The evolution of Ty Frankel: From hoop-playing hip-hop artist to corporate connector
Ty Frankel may not be your average hip-hop aficionado. Born in 1997, to American-Israeli parents, he's not what many would associate with the genre. However, to get an insight into his ability, it's worth looking at his track record in the industry. From the age of 13, Ty started writing a blog about his beloved hip-hop music, securing interviews with some of the world's most famous underground rappers. People like Masta Ace and Jon Connor (Featured in Dr Dre's album, Compton, the soundtrack for the NWA movie). But, not content with just writing about the topic, he wanted to dive into actually making music. At the age of 14, he did just that. By the age of 16, he was busy producing music for the likes of G-Herbo and Paul Wall. Such was his success that he decided to build his own music-for-TV label, Shut Down Music. By age 18, Shut Down Music was making music for some of the biggest names in the industry. Ty was fortunate to count Red Bull, the NBA, and Warner Bros – but to mention a few - amongst his client base. He was able to convert this industry recognition into a lucrative deal with Universal music, at the tender age of 21. The massive deal saw Ty earning in excess of $200,000 per year.
A painful personal life
But, despite the business accolades, Ty's personal life was in turmoil. The self-styled entrepreneur readily admits that he was "haunted" by the death of his beloved sister in 2005. Even though he was only seven at the time, he remembers the suffering his sister endured, due to her brain tumour, and the medical malpractice that prematurely took her life. In 2008, Ty lost another family member. This time, his Grandma sadly departed. Still carrying the sting of both losses, Ty's woes were compounded when his parents divorced in 2013.

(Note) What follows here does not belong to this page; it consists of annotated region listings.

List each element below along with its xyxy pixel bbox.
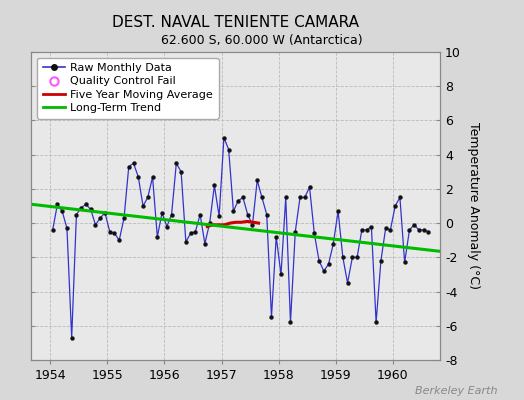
Text: 62.600 S, 60.000 W (Antarctica): 62.600 S, 60.000 W (Antarctica): [161, 34, 363, 47]
Legend: Raw Monthly Data, Quality Control Fail, Five Year Moving Average, Long-Term Tren: Raw Monthly Data, Quality Control Fail, …: [37, 58, 219, 119]
Y-axis label: Temperature Anomaly (°C): Temperature Anomaly (°C): [467, 122, 481, 290]
Title: DEST. NAVAL TENIENTE CAMARA: DEST. NAVAL TENIENTE CAMARA: [112, 15, 359, 30]
Text: Berkeley Earth: Berkeley Earth: [416, 386, 498, 396]
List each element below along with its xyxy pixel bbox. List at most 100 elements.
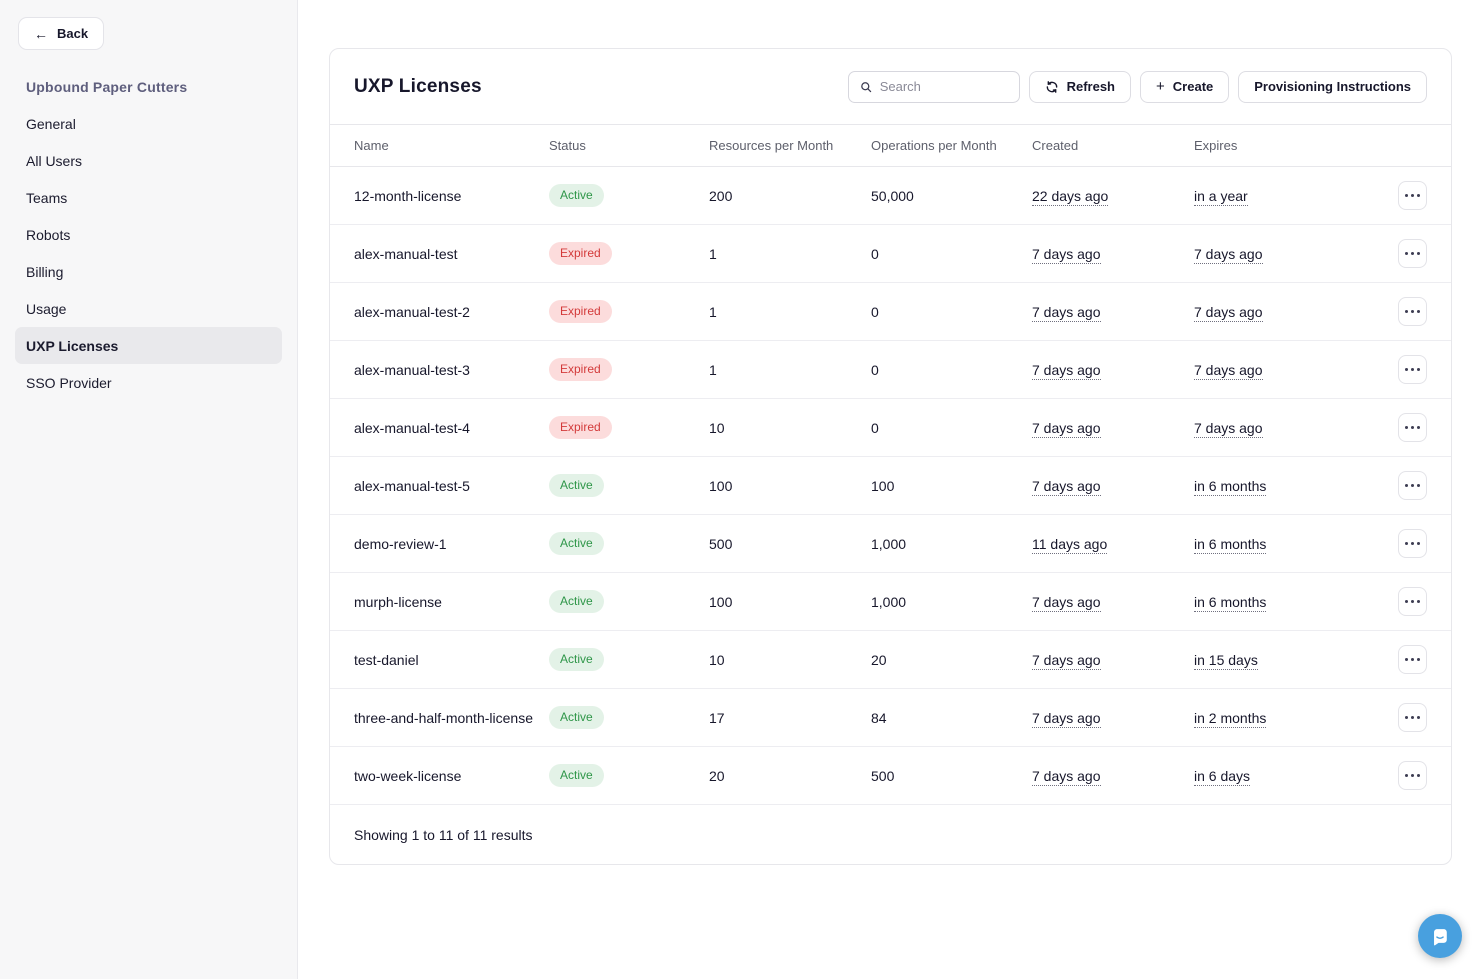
status-badge: Expired — [549, 358, 612, 381]
row-actions-button[interactable] — [1398, 471, 1427, 500]
row-actions-button[interactable] — [1398, 355, 1427, 384]
status-badge: Active — [549, 184, 604, 207]
create-button[interactable]: + Create — [1140, 70, 1230, 103]
resources-per-month-value: 17 — [709, 709, 725, 726]
created-date[interactable]: 22 days ago — [1032, 187, 1109, 206]
expires-date[interactable]: in 2 months — [1194, 709, 1267, 728]
sidebar-item-robots[interactable]: Robots — [15, 216, 282, 253]
results-summary: Showing 1 to 11 of 11 results — [354, 826, 533, 843]
row-actions-button[interactable] — [1398, 297, 1427, 326]
resources-per-month-value: 100 — [709, 477, 733, 494]
sidebar-item-all-users[interactable]: All Users — [15, 142, 282, 179]
table-row: alex-manual-test-3 Expired 1 0 7 days ag… — [330, 340, 1451, 399]
row-actions-button[interactable] — [1398, 587, 1427, 616]
ellipsis-icon — [1405, 716, 1420, 719]
sidebar-item-label: General — [26, 115, 76, 132]
created-date[interactable]: 7 days ago — [1032, 593, 1101, 612]
sidebar-item-usage[interactable]: Usage — [15, 290, 282, 327]
expires-date[interactable]: in 6 months — [1194, 593, 1267, 612]
ellipsis-icon — [1405, 368, 1420, 371]
created-date[interactable]: 7 days ago — [1032, 477, 1101, 496]
search-icon — [860, 81, 871, 92]
created-date[interactable]: 11 days ago — [1032, 535, 1108, 554]
search-box[interactable] — [847, 70, 1020, 103]
ellipsis-icon — [1405, 194, 1420, 197]
card-header: UXP Licenses — [330, 49, 1451, 124]
column-header-status: Status — [549, 124, 709, 167]
plus-icon: + — [1156, 78, 1165, 95]
column-header-created: Created — [1032, 124, 1194, 167]
expires-date[interactable]: 7 days ago — [1194, 303, 1263, 322]
refresh-button[interactable]: Refresh — [1028, 70, 1132, 103]
page-title: UXP Licenses — [354, 75, 482, 97]
back-button[interactable]: ← Back — [18, 17, 105, 50]
row-actions-button[interactable] — [1398, 413, 1427, 442]
table-row: alex-manual-test-5 Active 100 100 7 days… — [330, 456, 1451, 515]
created-date[interactable]: 7 days ago — [1032, 767, 1101, 786]
table-row: three-and-half-month-license Active 17 8… — [330, 688, 1451, 747]
sidebar-item-label: UXP Licenses — [26, 337, 119, 354]
created-date[interactable]: 7 days ago — [1032, 419, 1101, 438]
sidebar-item-billing[interactable]: Billing — [15, 253, 282, 290]
table-row: murph-license Active 100 1,000 7 days ag… — [330, 572, 1451, 631]
sidebar-item-general[interactable]: General — [15, 105, 282, 142]
table-row: demo-review-1 Active 500 1,000 11 days a… — [330, 514, 1451, 573]
status-badge: Active — [549, 648, 604, 671]
status-badge: Active — [549, 532, 604, 555]
expires-date[interactable]: in a year — [1194, 187, 1248, 206]
resources-per-month-value: 10 — [709, 419, 725, 436]
operations-per-month-value: 20 — [871, 651, 887, 668]
row-actions-button[interactable] — [1398, 181, 1427, 210]
expires-date[interactable]: in 6 months — [1194, 477, 1267, 496]
search-input[interactable] — [879, 79, 1008, 94]
license-name: alex-manual-test-2 — [354, 303, 470, 320]
sidebar-item-label: All Users — [26, 152, 83, 169]
table-row: test-daniel Active 10 20 7 days ago in 1… — [330, 630, 1451, 689]
chat-button[interactable] — [1418, 914, 1462, 958]
expires-date[interactable]: in 6 months — [1194, 535, 1267, 554]
resources-per-month-value: 100 — [709, 593, 733, 610]
provisioning-instructions-label: Provisioning Instructions — [1254, 79, 1411, 94]
created-date[interactable]: 7 days ago — [1032, 303, 1101, 322]
column-header-expires: Expires — [1194, 124, 1378, 167]
sidebar-item-uxp-licenses[interactable]: UXP Licenses — [15, 327, 282, 364]
expires-date[interactable]: in 6 days — [1194, 767, 1251, 786]
table-body: 12-month-license Active 200 50,000 22 da… — [330, 166, 1451, 805]
status-badge: Active — [549, 474, 604, 497]
provisioning-instructions-button[interactable]: Provisioning Instructions — [1238, 70, 1427, 103]
ellipsis-icon — [1405, 484, 1420, 487]
expires-date[interactable]: 7 days ago — [1194, 419, 1263, 438]
expires-date[interactable]: 7 days ago — [1194, 245, 1263, 264]
operations-per-month-value: 1,000 — [871, 535, 907, 552]
resources-per-month-value: 500 — [709, 535, 733, 552]
back-arrow-icon: ← — [34, 25, 48, 42]
license-name: alex-manual-test-4 — [354, 419, 470, 436]
ellipsis-icon — [1405, 658, 1420, 661]
resources-per-month-value: 20 — [709, 767, 725, 784]
row-actions-button[interactable] — [1398, 529, 1427, 558]
operations-per-month-value: 500 — [871, 767, 895, 784]
row-actions-button[interactable] — [1398, 645, 1427, 674]
main-content: UXP Licenses — [298, 0, 1484, 979]
created-date[interactable]: 7 days ago — [1032, 651, 1101, 670]
expires-date[interactable]: in 15 days — [1194, 651, 1258, 670]
ellipsis-icon — [1405, 310, 1420, 313]
org-title: Upbound Paper Cutters — [26, 78, 188, 95]
row-actions-button[interactable] — [1398, 761, 1427, 790]
license-name: test-daniel — [354, 651, 419, 668]
row-actions-button[interactable] — [1398, 703, 1427, 732]
sidebar-item-teams[interactable]: Teams — [15, 179, 282, 216]
expires-date[interactable]: 7 days ago — [1194, 361, 1263, 380]
row-actions-button[interactable] — [1398, 239, 1427, 268]
created-date[interactable]: 7 days ago — [1032, 709, 1101, 728]
sidebar-item-label: SSO Provider — [26, 374, 112, 391]
operations-per-month-value: 84 — [871, 709, 887, 726]
resources-per-month-value: 10 — [709, 651, 725, 668]
status-badge: Active — [549, 590, 604, 613]
sidebar-item-sso-provider[interactable]: SSO Provider — [15, 364, 282, 401]
created-date[interactable]: 7 days ago — [1032, 245, 1101, 264]
license-name: murph-license — [354, 593, 442, 610]
created-date[interactable]: 7 days ago — [1032, 361, 1101, 380]
sidebar-item-label: Usage — [26, 300, 67, 317]
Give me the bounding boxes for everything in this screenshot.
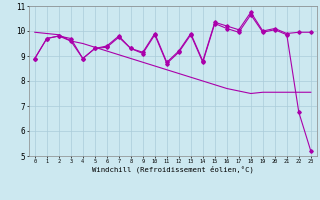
X-axis label: Windchill (Refroidissement éolien,°C): Windchill (Refroidissement éolien,°C)	[92, 166, 254, 173]
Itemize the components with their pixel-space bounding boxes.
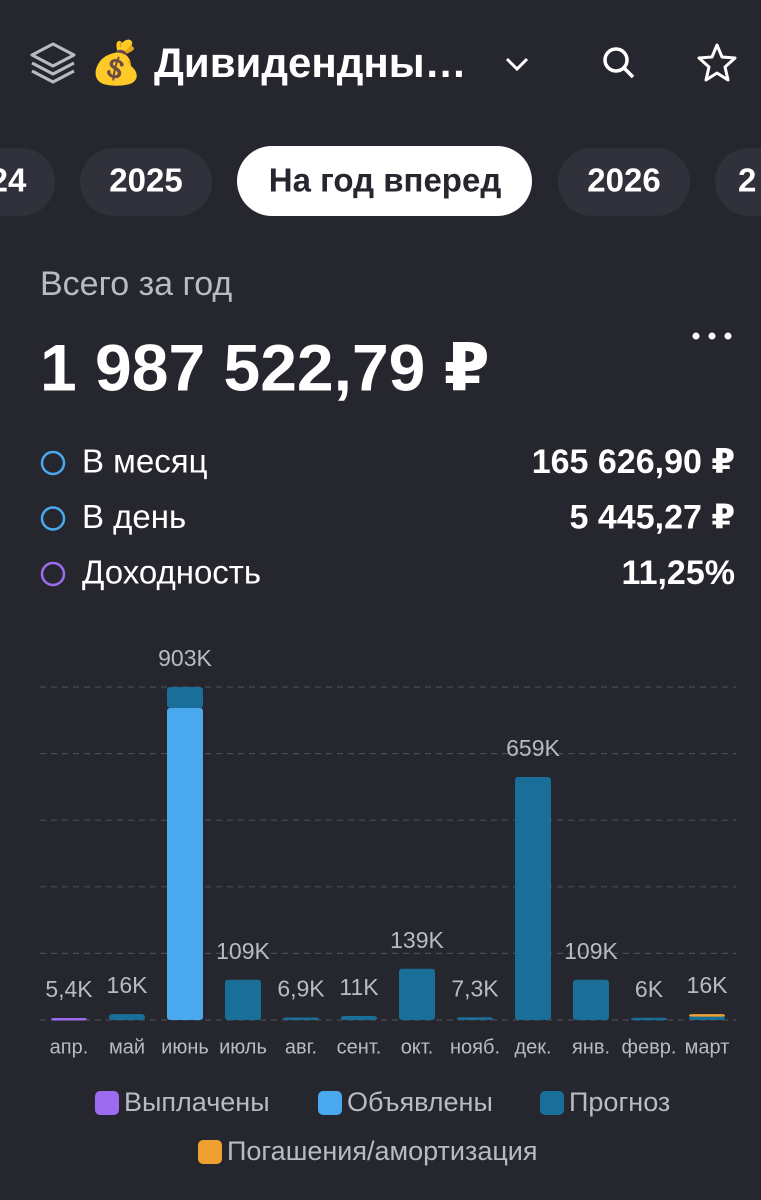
tab-label[interactable]: 2025 [109,162,182,199]
row-marker [40,561,66,587]
x-tick-label: окт. [401,1036,434,1058]
bar-value-label: 109K [216,938,270,964]
tab-label[interactable]: 24 [0,162,27,199]
bar-segment [51,1018,87,1021]
legend-swatch [198,1140,222,1164]
bar-segment [573,979,609,1020]
bar-value-label: 7,3K [451,975,499,1001]
bar-value-label: 6,9K [277,976,325,1002]
favorite-icon[interactable] [697,43,737,82]
search-icon[interactable] [603,47,635,79]
bar-segment [515,776,551,1020]
tab-label[interactable]: 2 [738,162,756,199]
summary-rows: В месяц 165 626,90 ₽ В день 5 445,27 ₽ Доход… [40,443,735,592]
row-label: В день [82,498,186,535]
bar-segment [109,1014,145,1020]
tab-label[interactable]: На год вперед [269,162,502,199]
x-tick-label: сент. [337,1036,382,1058]
bar-segment [689,1014,725,1017]
bar-segment [225,979,261,1020]
more-menu[interactable] [692,332,732,340]
row-value: 5 445,27 ₽ [570,498,735,536]
summary-total: 1 987 522,79 ₽ [40,330,490,404]
x-tick-label: февр. [622,1036,677,1058]
bar-segment [167,687,203,709]
x-tick-label: май [109,1036,145,1058]
row-label: В месяц [82,443,208,480]
layers-icon[interactable] [30,42,76,84]
x-tick-label: дек. [514,1036,551,1058]
bar-value-label: 5,4K [45,976,93,1002]
x-tick-label: авг. [285,1036,317,1058]
x-tick-label: нояб. [450,1036,500,1058]
legend-label: Прогноз [569,1087,670,1117]
bar-segment [457,1017,493,1020]
x-tick-label: янв. [572,1036,610,1058]
bar-value-label: 16K [687,972,729,998]
legend-swatch [540,1091,564,1115]
bar-segment [167,708,203,1020]
row-value: 11,25% [622,554,735,592]
row-marker [40,450,66,476]
bar-segment [399,968,435,1020]
page-title[interactable]: 💰 Дивидендны… [90,38,467,88]
bar-value-label: 6K [635,976,664,1002]
chart: 5,4K апр. 16K май 903K июнь 109K июль 6,9K авг. 11… [40,645,736,1166]
bar-value-label: 139K [390,927,444,953]
tab-active[interactable] [237,146,532,216]
bar-value-label: 11K [339,974,379,1000]
x-tick-label: апр. [50,1036,89,1058]
legend-swatch [95,1091,119,1115]
legend-label: Объявлены [347,1087,493,1117]
legend-label: Погашения/амортизация [227,1136,538,1166]
legend-swatch [318,1091,342,1115]
summary-label: Всего за год [40,265,232,303]
bar-value-label: 109K [564,938,618,964]
x-tick-label: июль [219,1036,267,1058]
dropdown-chevron[interactable] [505,57,529,72]
bar-value-label: 659K [506,735,560,761]
tab[interactable] [80,148,212,216]
row-marker [40,506,66,531]
row-label: Доходность [82,554,261,591]
bar-segment [283,1017,319,1020]
x-tick-label: июнь [161,1036,209,1058]
row-value: 165 626,90 ₽ [532,443,735,481]
tab[interactable] [0,148,55,216]
tab[interactable] [715,148,761,216]
bar-value-label: 903K [158,645,212,671]
tab-label[interactable]: 2026 [587,162,660,199]
bar-segment [631,1017,667,1021]
bar-segment [341,1015,377,1020]
legend-label: Выплачены [124,1087,270,1117]
x-tick-label: март [685,1036,730,1058]
tab[interactable] [558,148,690,216]
bar-value-label: 16K [107,972,149,998]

This emotional turbulence was somewhat reflected in Ty's financial ups and downs. In mid-2018, a drop in the cryptocurrency market led to him losing $127,000. Luckily, Shut Down Music was pulling in high six-figure revenues and was able to keep him afloat. However, by 2020, the cracks were beginning to show. Ty began to realize that the company was never going to achieve the growth that he dreamed of. Coupled with some other mini-failures such as Shut Down Sync, and Uncivilized Music, Ty found his business was no longer viable. He did what all right-thinking businessmen would do and wound the business up. He dismantled Shut Down Music and, instead, started Shut Down Emails.
A fresh start
Shut Down Emails was a lead generation service, with Ty and his team booking sales calls on behalf of marketing agencies and software development companies. In essence, he helped book his clients qualified sales calls, in the hope that they could strike mutually beneficial business deals.
Ty has since refined his techniques, releasing a LinkedIn-based lead-generation software called LeadLink. This is a reflection of the overall advances in communication. Ty explains that "CEOs can get swamped in emails, but LinkedIn messages are more personal." So far, Ty has invested over $30,000 in the software and is working with the Israeli development team behind Skkipper.com. He mentions that he's received "over 1550 sign-ups for the wait-list in 10 days, launching at a conservative $12-15K [revenue] per month."
As well as the software, Ty has also been busy creating two products that he's been promoting via Twitter: 'God Level First Lines' and 'VIP Agency Lounge'. The former product is a course that teaches anyone how to write the opening line to cold emails and LinkedIn outreaches. The latter is a series of pay-per-view webinars hosted by guest speakers - recognized leaders in marketing - who offer advice on how to "scale your business and create a competitive edge." The first series was released on March 13 and promptly sold out. Ty plans to create more content soon.
By harnessing the power of social media, (Twitter, in this case) Ty has been able to generate $100,000+ in revenue in just 4 months. Where many others would have bowed out of the business, saying that it was impossible to succeed, Ty saw his failure as an opportunity to learn; come back stronger. Arguably, his tenacity embodies the spirit of hip-hop: best summed up in Tupac's legendary lyric, from 'Me against the world':
"No matter how hard it gets, stick your chest out, keep your head up and handle it."